Pediatr Qual Saf. 2021 Aug 26;6(5):e459. doi: 10.1097/pq9.0000000000000459. eCollection 2021 Sep-Oct.
INTRODUCTION: Neonatologists have long struggled with identifying and treating early-onset sepsis (EOS) without overexposing newborns to unnecessary antibiotics.
METHODS: In January 2016, we instituted an EOS protocol based mainly on the 2012 AAP guidelines. We subsequently conducted 2 additional plan-do-study-act cycles to decrease antibiotic usage by integrating the EOS risk calculator into our algorithm. For the periods January 2016-June 2017 (period 1), June 2017-February 2018 (period 2), and February 2018-December 2018 (period 3), we tracked all asymptomatic newborns older than 36 weeks, including those admitted to the neonatal intensive care unit for evaluation of EOS. We monitored the monthly variation in asymptomatic newborns older than 36 weeks who received antibiotics using statistical process control. The number of asymptomatic infants treated with antibiotics during the 3 periods was analyzed. Pairwise comparisons were made using post hoc chi-square analysis.

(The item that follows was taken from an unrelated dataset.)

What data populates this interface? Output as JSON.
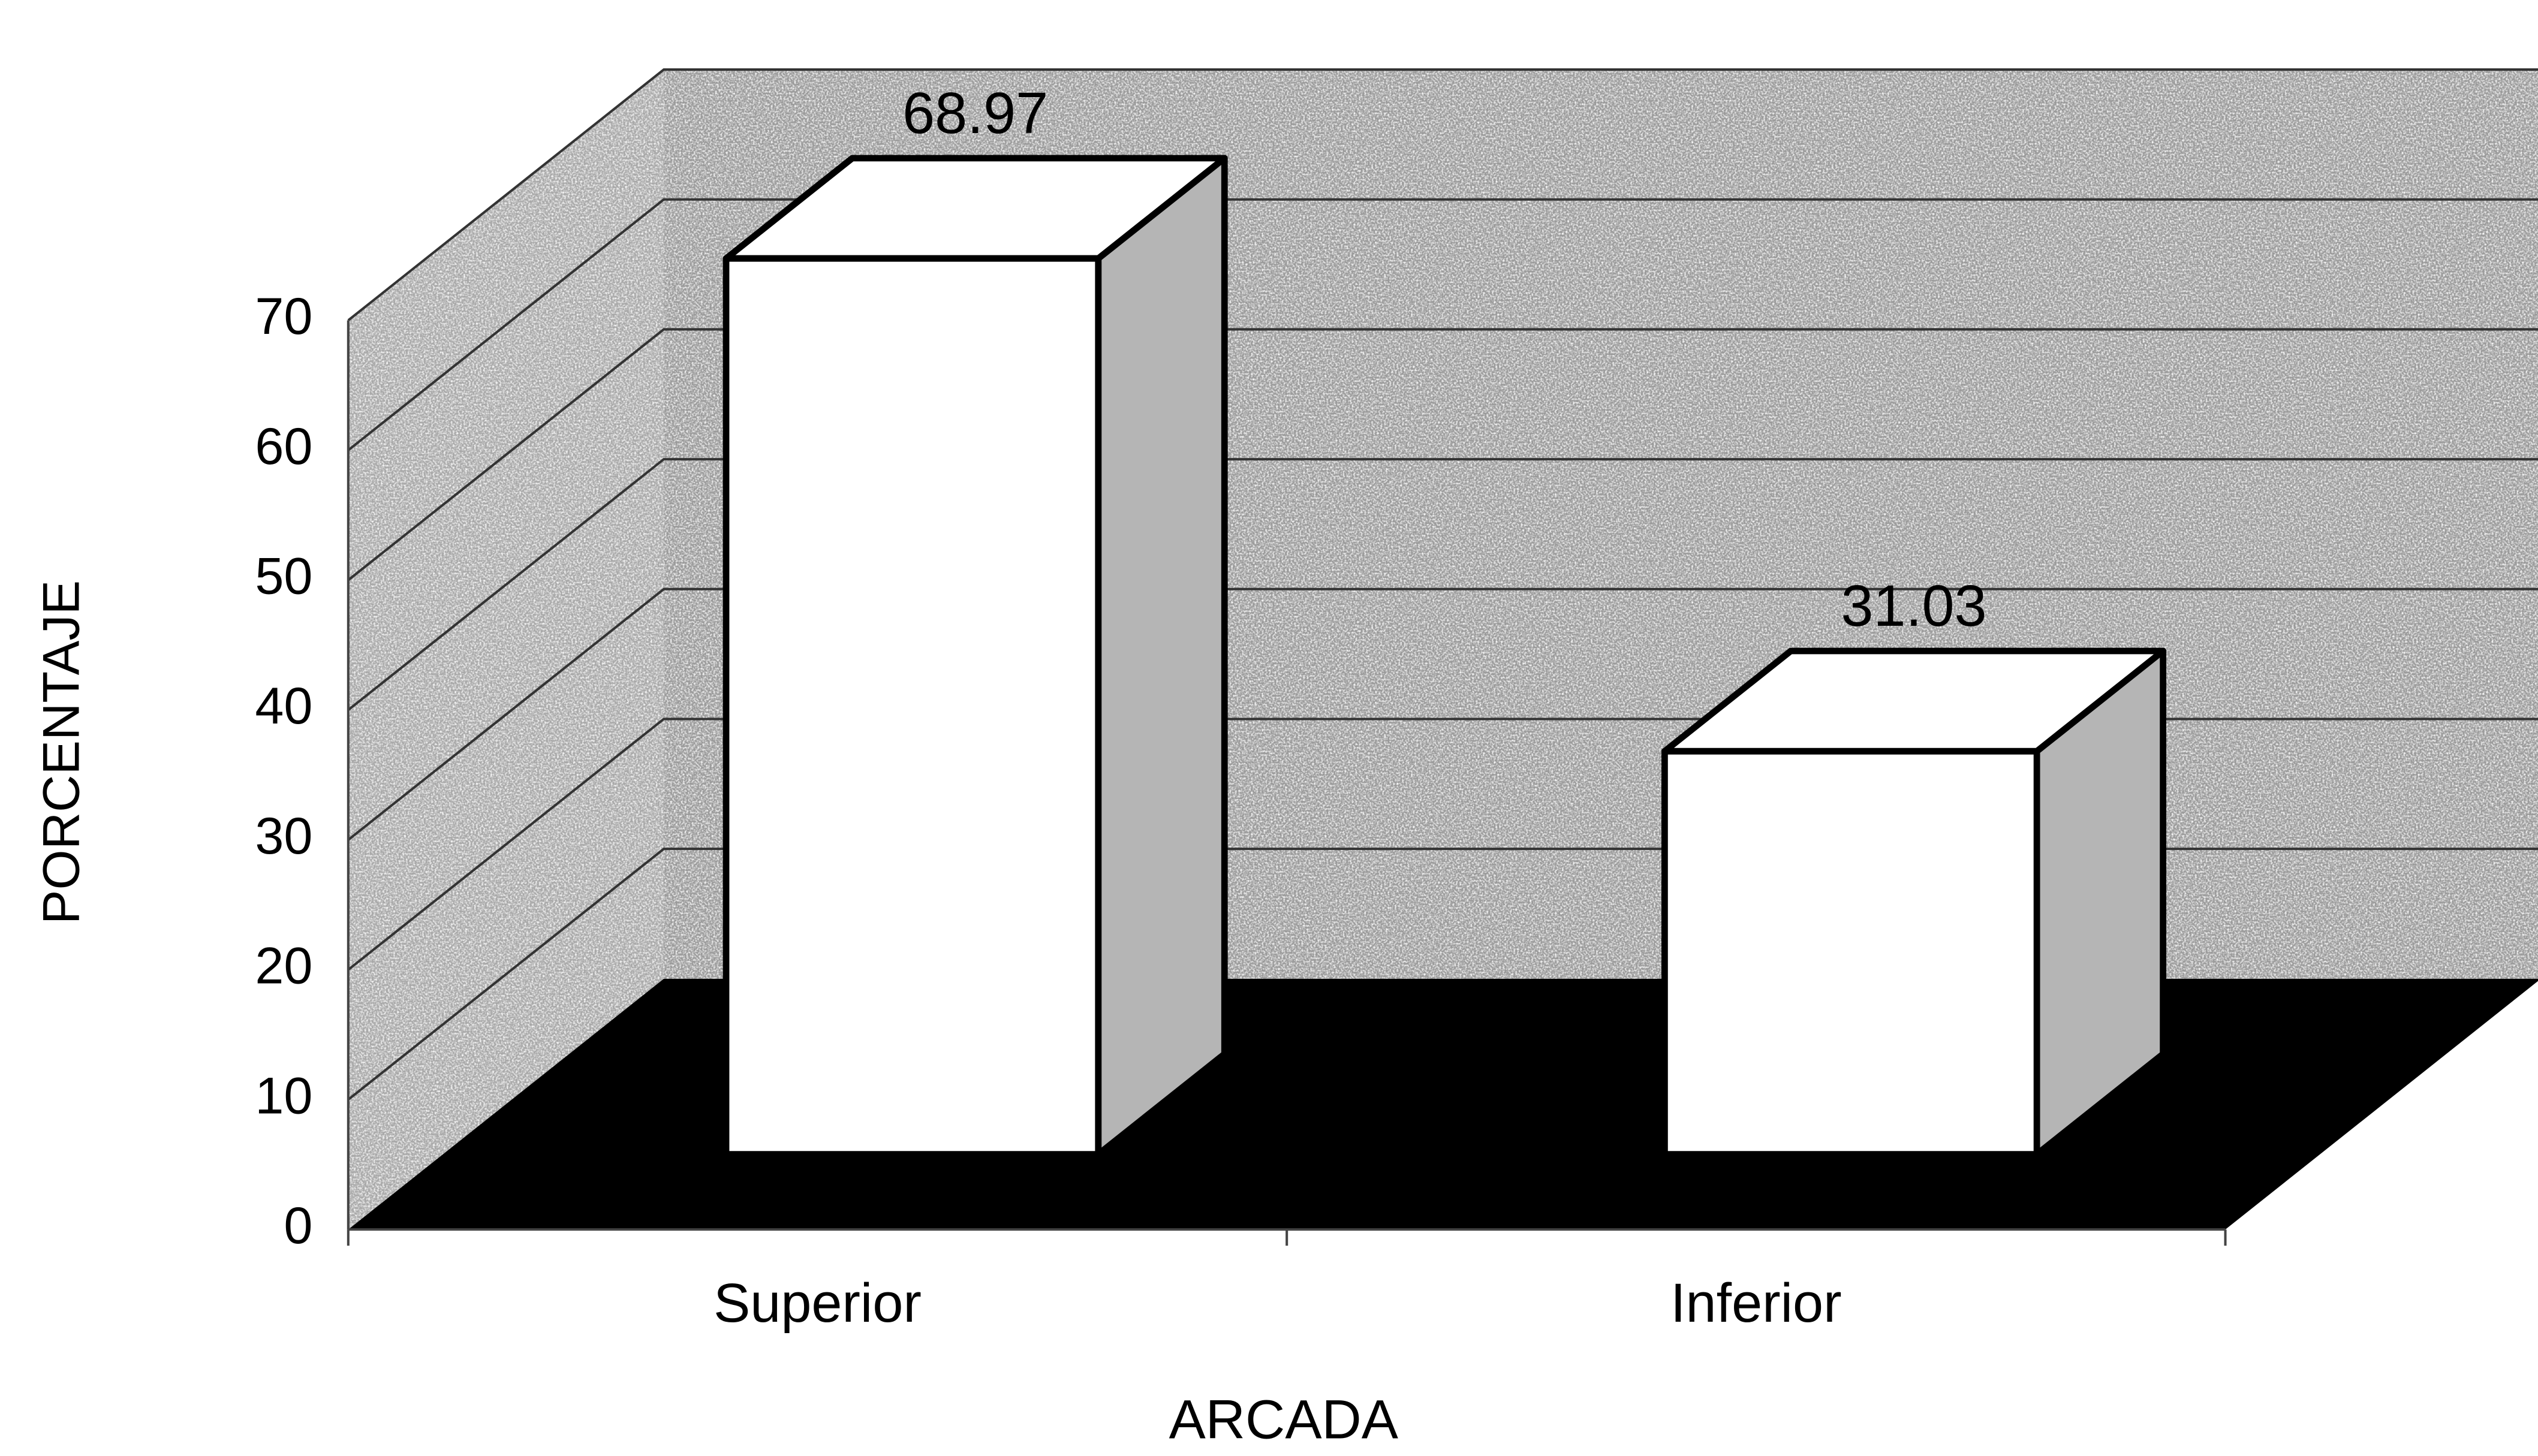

RESULTS: The addition of the EOS calculator score to our guidelines reduced the number of asymptomatic infants older than 36 weeks treated with antibiotics by 73% (P < 0.0001). Adopting the EOS calculator score after clinical examination further reduced the number of infants treated by 89% (P < 0.0001). For period 1, the percentage of asymptomatic infants older than 36 weeks treated with antibiotics was 4.3%; for period 2, it was 1.16%, and for period 3, it was 0.12% (P < 0.0001).
CONCLUSIONS: The addition of the EOS calculator score to our AAP-based guidelines reduced antibiotic use among asymptomatic infants older than 36 weeks by 73%. Further adoption of the EOS calculator score after the clinical examination enabled our team to defer antibiotics in almost all asymptomatic infants safely.